Dr Barker: I hesitate to say this but
maybe the German government has been partly influenced by certain
lobby groups, led by former Chancellor Kohl.
Q231 Lord Brooke of Alverthorpe:
It is not because it is cheap?
Dr Barker: It is only cheap because the
carbon price is too low. If the carbon price was much more reasonable,
$100 per tonne of CO2 perhaps, then it would not be cheap any
more. The price signals are wrong.
Q232 Viscount Brookeborough: I thought
you just said a minute ago that the carbon price was not reflected
in the end price.
Dr Barker: Yes, because the target is
too low. The overall targets should be much higher.
Q233 Viscount Brookeborough: Therefore
the carbon price, if it goes up, would be reflected.
Dr Barker: But then coal would not be
profitable any more. They would stop doing it and they would not
lobby for it.
Q234 Lord Brooke of Alverthorpe:
Could I jut follow up the question on pricing, My Lord Chairman,
on the depression that we face? Have you started doing modelling
work?
Dr Barker: We have.
Q235 Lord Brooke of Alverthorpe:
On the consequences, for example, of today's statement and how
it will work through.
Dr Barker: Not today's statement. I have
written a letter to the Financial Times; that is the extent
of my modelling, I am afraid, on today's statementor what
is reported in the papers. I have not read all the papers, I have
read today's Financial Times.
Q236 Lord Brooke of Alverthorpe: I should
not have said today's statement but I mean the general change
in the outlook and forecasts.
Dr Barker: We have some idea but not
very much.
Q237 Viscount Brookeborough: I am
just wondering, My Lord Chairman, if we could perhaps follow up
afterwards when maybe you have done some further work on this.

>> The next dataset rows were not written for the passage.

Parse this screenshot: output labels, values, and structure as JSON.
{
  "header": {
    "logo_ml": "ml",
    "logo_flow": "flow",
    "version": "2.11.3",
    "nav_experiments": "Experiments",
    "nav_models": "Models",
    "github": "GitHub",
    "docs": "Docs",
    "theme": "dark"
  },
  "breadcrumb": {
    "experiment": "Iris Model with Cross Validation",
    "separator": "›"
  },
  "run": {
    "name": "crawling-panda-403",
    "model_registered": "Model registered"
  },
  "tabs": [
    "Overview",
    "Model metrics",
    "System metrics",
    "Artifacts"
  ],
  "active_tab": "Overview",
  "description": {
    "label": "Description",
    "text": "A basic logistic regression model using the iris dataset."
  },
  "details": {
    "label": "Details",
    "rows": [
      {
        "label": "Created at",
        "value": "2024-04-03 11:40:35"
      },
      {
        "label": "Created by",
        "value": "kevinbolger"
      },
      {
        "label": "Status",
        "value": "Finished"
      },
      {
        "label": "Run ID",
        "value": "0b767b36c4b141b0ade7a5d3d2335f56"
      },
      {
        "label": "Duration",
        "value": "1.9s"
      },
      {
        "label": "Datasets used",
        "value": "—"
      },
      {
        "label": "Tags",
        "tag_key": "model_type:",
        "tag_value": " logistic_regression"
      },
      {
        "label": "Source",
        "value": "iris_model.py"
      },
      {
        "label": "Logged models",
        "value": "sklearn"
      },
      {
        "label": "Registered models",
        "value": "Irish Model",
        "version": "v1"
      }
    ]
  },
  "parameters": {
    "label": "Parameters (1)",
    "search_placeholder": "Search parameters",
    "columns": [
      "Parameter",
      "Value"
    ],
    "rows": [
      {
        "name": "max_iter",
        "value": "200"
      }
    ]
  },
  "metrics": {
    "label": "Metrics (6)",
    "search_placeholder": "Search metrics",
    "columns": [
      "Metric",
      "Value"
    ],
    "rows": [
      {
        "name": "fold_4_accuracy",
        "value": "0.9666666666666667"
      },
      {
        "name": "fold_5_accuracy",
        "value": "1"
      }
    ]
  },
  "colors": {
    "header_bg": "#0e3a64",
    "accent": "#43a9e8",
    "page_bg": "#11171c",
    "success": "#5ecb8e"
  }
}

Dr Barker: Certainly, we are very happy
to do that.
Q238 Viscount Brookeborough: And
what it will look like because it does have a major impact.
Dr Barker: But of course it is an ongoing
situation and the government decisions that were taken yesterday
affect the length of the ongoing depression.
Q239 Lord Palmer: Going back to my
earlier question, what about the volatility of fossil fuels?
Dr Barker: That is a very interesting
aspect to the question, I like that.